Personal information
- Full name: Elkanah Bollington Onyeali
- Date of birth: 7 June 1939
- Place of birth: Port Harcourt, Nigeria
- Date of death: 11 August 2008 (aged 69)
- Place of death: Umunjam, Imo State, Nigeria
- Position(s): Centre forward

Senior career*
- Years: Team / Apps / (Gls)
- 1960–1961: Tranmere Rovers / 13 / (8)
- 1961: Holyhead Town
- 1961–1962: Prescot Cables

International career
- 1959–1961: Nigeria / 11 / (11)

= Elkanah Onyeali =

Nigerian footballer

Elkanah Bollington Onyeali (7 June 1939 – 11 August 2008) was a Nigerian professional footballer who played as a centre forward for Tranmere Rovers, scoring 8 goals in 13 games in the Football League during the 1960–61 season.
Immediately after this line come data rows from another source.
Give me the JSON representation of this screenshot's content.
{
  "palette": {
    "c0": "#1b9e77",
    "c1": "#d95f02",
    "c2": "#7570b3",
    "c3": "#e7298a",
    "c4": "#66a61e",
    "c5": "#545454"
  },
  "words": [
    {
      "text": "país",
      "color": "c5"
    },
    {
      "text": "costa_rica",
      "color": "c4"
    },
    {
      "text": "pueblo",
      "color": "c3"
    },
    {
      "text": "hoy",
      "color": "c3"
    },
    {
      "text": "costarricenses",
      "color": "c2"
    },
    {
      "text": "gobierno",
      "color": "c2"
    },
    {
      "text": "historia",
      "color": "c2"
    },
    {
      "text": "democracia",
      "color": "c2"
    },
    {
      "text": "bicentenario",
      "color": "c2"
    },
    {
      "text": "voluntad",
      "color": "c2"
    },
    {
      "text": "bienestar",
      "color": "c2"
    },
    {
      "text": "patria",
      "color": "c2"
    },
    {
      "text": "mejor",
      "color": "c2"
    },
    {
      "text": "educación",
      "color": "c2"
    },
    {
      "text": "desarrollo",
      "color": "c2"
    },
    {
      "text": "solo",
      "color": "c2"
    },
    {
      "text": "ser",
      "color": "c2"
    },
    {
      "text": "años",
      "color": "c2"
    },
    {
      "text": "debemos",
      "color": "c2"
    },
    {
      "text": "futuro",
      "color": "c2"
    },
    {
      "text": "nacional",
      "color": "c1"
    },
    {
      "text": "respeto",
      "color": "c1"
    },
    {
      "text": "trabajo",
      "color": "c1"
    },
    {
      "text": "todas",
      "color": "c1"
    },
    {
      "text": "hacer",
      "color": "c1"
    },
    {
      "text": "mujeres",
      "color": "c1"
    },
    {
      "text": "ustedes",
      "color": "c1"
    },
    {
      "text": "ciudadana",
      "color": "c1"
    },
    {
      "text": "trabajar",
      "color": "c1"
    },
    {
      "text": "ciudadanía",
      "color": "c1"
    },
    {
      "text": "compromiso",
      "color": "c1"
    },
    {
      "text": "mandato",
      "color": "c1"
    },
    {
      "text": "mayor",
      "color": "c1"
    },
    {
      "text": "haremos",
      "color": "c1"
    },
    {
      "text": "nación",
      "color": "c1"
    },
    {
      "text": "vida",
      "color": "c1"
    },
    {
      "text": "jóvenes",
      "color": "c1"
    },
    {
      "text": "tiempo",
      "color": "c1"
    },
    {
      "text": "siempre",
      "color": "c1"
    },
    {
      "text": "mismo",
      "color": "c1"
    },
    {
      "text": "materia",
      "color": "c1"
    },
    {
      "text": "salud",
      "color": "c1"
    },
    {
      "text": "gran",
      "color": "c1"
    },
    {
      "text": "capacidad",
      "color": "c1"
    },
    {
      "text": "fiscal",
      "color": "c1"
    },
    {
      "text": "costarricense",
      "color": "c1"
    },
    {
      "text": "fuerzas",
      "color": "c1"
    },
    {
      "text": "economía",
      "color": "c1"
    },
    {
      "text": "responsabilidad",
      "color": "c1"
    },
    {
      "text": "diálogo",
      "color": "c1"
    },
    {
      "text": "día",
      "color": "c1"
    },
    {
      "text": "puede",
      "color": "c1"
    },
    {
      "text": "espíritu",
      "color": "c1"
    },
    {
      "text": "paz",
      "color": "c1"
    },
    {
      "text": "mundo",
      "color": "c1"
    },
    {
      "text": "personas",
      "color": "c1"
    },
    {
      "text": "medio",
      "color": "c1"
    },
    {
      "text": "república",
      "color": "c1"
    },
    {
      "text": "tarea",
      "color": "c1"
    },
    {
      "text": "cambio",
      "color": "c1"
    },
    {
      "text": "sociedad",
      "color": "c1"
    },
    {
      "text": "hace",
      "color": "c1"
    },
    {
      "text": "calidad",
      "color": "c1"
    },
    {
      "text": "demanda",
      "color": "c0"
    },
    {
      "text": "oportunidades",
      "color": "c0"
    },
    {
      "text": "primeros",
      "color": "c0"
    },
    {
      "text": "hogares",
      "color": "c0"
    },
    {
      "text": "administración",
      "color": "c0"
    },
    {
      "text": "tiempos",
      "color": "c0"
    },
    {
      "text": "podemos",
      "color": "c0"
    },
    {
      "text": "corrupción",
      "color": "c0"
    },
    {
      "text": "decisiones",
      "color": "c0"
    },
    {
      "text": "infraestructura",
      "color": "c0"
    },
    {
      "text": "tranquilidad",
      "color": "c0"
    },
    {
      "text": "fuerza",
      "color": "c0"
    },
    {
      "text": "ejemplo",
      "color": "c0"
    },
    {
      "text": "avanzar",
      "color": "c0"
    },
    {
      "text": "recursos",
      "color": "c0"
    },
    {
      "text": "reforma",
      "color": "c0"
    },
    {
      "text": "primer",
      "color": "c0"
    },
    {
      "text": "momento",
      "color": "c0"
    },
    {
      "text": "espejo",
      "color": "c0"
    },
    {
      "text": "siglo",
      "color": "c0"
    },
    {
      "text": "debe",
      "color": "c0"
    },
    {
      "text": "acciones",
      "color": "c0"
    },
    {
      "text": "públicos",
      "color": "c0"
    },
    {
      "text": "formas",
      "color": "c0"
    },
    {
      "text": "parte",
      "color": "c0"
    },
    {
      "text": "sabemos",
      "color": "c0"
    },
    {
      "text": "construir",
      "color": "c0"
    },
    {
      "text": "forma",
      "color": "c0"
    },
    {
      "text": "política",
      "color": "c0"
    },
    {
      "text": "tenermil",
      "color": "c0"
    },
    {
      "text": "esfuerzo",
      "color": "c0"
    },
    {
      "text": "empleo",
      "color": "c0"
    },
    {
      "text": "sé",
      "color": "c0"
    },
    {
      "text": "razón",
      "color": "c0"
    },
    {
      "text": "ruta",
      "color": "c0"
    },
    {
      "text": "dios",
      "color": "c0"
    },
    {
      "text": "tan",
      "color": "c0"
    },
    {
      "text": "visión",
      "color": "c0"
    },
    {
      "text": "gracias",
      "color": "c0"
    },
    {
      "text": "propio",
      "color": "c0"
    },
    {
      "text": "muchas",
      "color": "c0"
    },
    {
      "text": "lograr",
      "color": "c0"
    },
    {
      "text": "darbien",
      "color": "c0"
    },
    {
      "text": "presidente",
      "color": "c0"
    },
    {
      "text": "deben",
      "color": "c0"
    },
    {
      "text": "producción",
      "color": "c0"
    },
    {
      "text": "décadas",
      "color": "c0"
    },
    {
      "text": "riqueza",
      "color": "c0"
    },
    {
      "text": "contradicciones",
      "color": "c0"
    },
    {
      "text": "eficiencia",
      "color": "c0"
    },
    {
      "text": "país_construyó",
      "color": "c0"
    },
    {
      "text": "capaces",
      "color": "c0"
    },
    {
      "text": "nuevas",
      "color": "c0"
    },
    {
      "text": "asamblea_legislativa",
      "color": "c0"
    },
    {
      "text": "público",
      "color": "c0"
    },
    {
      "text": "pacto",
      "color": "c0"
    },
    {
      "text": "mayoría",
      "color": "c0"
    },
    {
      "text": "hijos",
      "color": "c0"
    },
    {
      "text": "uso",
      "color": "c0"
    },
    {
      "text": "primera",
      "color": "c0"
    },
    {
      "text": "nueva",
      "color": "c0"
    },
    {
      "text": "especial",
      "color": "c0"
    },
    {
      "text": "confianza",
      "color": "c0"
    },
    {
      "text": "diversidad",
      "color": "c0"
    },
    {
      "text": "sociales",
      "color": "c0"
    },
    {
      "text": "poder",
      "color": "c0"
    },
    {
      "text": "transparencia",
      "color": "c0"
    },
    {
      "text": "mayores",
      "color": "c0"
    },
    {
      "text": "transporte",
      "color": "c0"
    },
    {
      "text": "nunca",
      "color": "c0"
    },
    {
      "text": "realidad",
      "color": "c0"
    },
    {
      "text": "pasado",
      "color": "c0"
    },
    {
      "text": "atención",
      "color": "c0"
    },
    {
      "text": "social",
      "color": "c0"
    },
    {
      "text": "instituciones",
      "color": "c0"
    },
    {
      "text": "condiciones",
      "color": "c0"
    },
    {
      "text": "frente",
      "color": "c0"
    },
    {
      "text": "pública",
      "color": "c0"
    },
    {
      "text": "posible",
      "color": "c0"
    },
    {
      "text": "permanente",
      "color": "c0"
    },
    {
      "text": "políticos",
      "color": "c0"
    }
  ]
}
Onyeali was one of the first African players to play in England, and the first black player to play professionally on Merseyside.
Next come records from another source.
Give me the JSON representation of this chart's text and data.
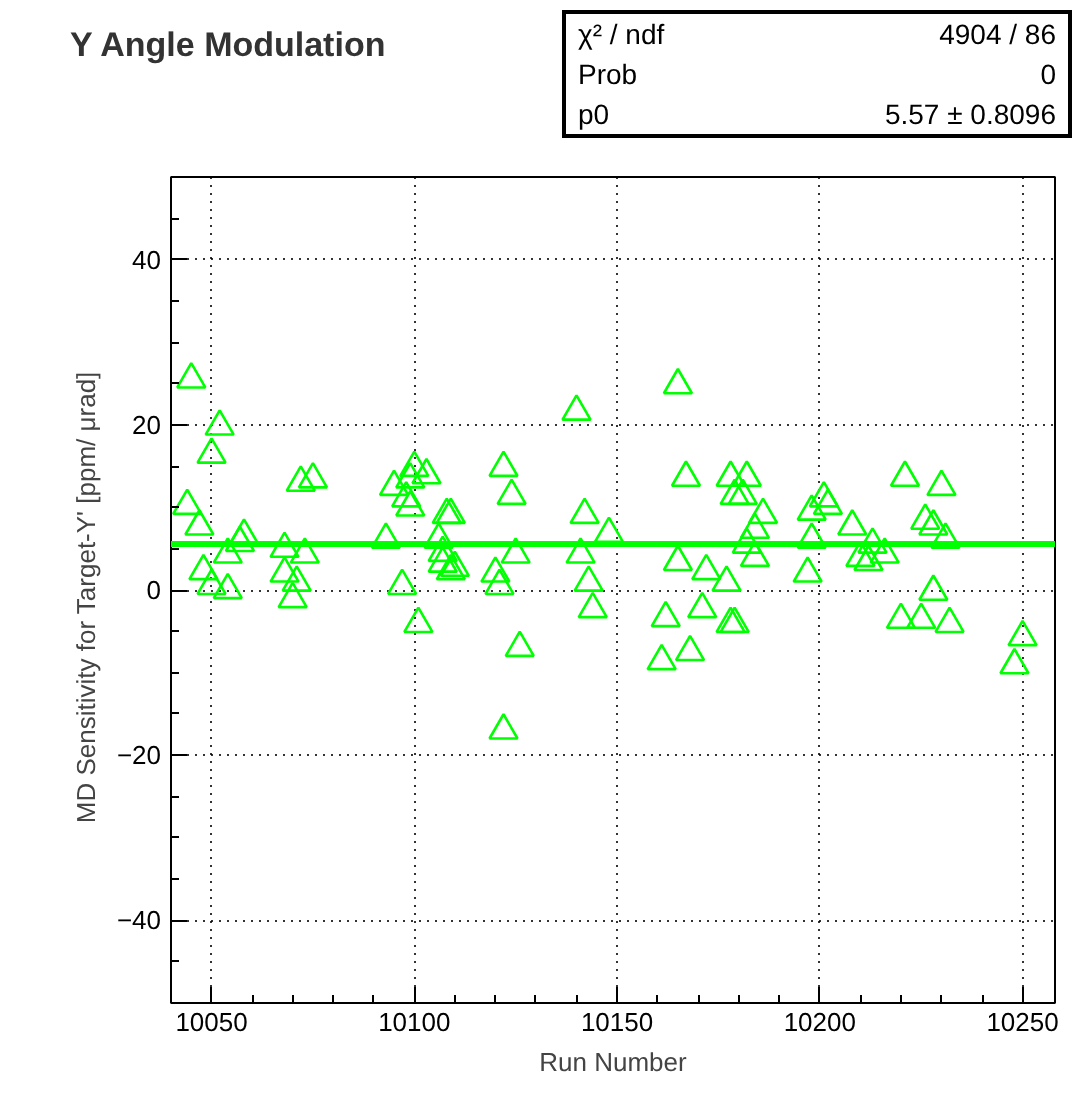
{
  "chart_data": {
    "type": "scatter",
    "title": "Y Angle Modulation",
    "xlabel": "Run Number",
    "ylabel": "MD Sensitivity for Target-Y' [ppm/   μrad]",
    "annotations": [
      "χ² / ndf",
      "4904 / 86",
      "Prob",
      "0",
      "p0",
      "5.57 ± 0.8096"
    ],
    "xlim": [
      10040,
      10258
    ],
    "xticks": [
      10050,
      10100,
      10150,
      10200,
      10250
    ],
    "ylim": [
      -50,
      50
    ],
    "yticks": [
      -40,
      -20,
      0,
      20,
      40
    ],
    "grid": true,
    "marker": "triangle",
    "ref_lines": [
      {
        "axis": "y",
        "value": 5.57,
        "label": null,
        "color": "#00ff00",
        "line_style": "solid"
      }
    ],
    "series": [
      {
        "color": "#00ff00",
        "x": [
          10045,
          10052,
          10050,
          10044,
          10047,
          10048,
          10050,
          10054,
          10054,
          10057,
          10058,
          10068,
          10073,
          10068,
          10071,
          10070,
          10072,
          10075,
          10100,
          10099,
          10103,
          10095,
          10098,
          10099,
          10108,
          10093,
          10106,
          10107,
          10109,
          10097,
          10101,
          10140,
          10165,
          10122,
          10124,
          10109,
          10107,
          10110,
          10125,
          10120,
          10121,
          10142,
          10148,
          10141,
          10143,
          10144,
          10126,
          10122,
          10167,
          10178,
          10179,
          10165,
          10172,
          10177,
          10162,
          10171,
          10178,
          10168,
          10161,
          10182,
          10181,
          10186,
          10184,
          10182,
          10184,
          10179,
          10198,
          10201,
          10202,
          10198,
          10208,
          10197,
          10210,
          10212,
          10213,
          10216,
          10221,
          10230,
          10226,
          10228,
          10231,
          10228,
          10220,
          10225,
          10232,
          10250,
          10248
        ],
        "values": [
          25.5,
          19.8,
          16.4,
          10.2,
          7.7,
          2.3,
          0.5,
          0,
          4.3,
          5.7,
          6.6,
          5,
          4.3,
          2,
          0.9,
          -1.1,
          13,
          13.4,
          14.8,
          13.4,
          13.9,
          12.5,
          11.1,
          10,
          9.1,
          6.1,
          6.1,
          4.5,
          2.3,
          0.5,
          -4.1,
          21.6,
          24.8,
          14.8,
          11.4,
          9.1,
          3.2,
          2.7,
          4.3,
          2,
          0.5,
          9.1,
          6.8,
          4.3,
          0.9,
          -2.3,
          -7,
          -17,
          13.6,
          13.6,
          11.4,
          3.4,
          2.3,
          0.9,
          -3.4,
          -2.3,
          -4.1,
          -7.5,
          -8.6,
          13.6,
          11.4,
          9.1,
          7.3,
          5.5,
          3.9,
          -4.1,
          9.5,
          11.1,
          10.2,
          6.1,
          7.7,
          2,
          3.9,
          3.4,
          5.5,
          4.3,
          13.6,
          12.5,
          8.4,
          7.7,
          6.1,
          -0.2,
          -3.6,
          -3.6,
          -4.1,
          -5.7,
          -9.1
        ]
      }
    ]
  }
}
He came to England in 1960, to study at Birkenhead Technical College, and was offered a contract by local club Tranmere Rovers. However, he was released after one season as the new manager did not want to accommodate a part-time player. Both before and after coming to England, he also played for the Nigeria national team, scoring 11 goals in as many games between 1959 and 1961. Between September 1961 and October 1962, Oneyali played for Prescot Cables whilst studying at Liverpool University and was the club's top scorer during the 1961–62 season. He returned to Nigeria at the end of his studies.

He later studied in the United States before returning to Nigeria, where he coached teams including the Trojans and the Spartans.

Onyeali died in August 2008, aged 69.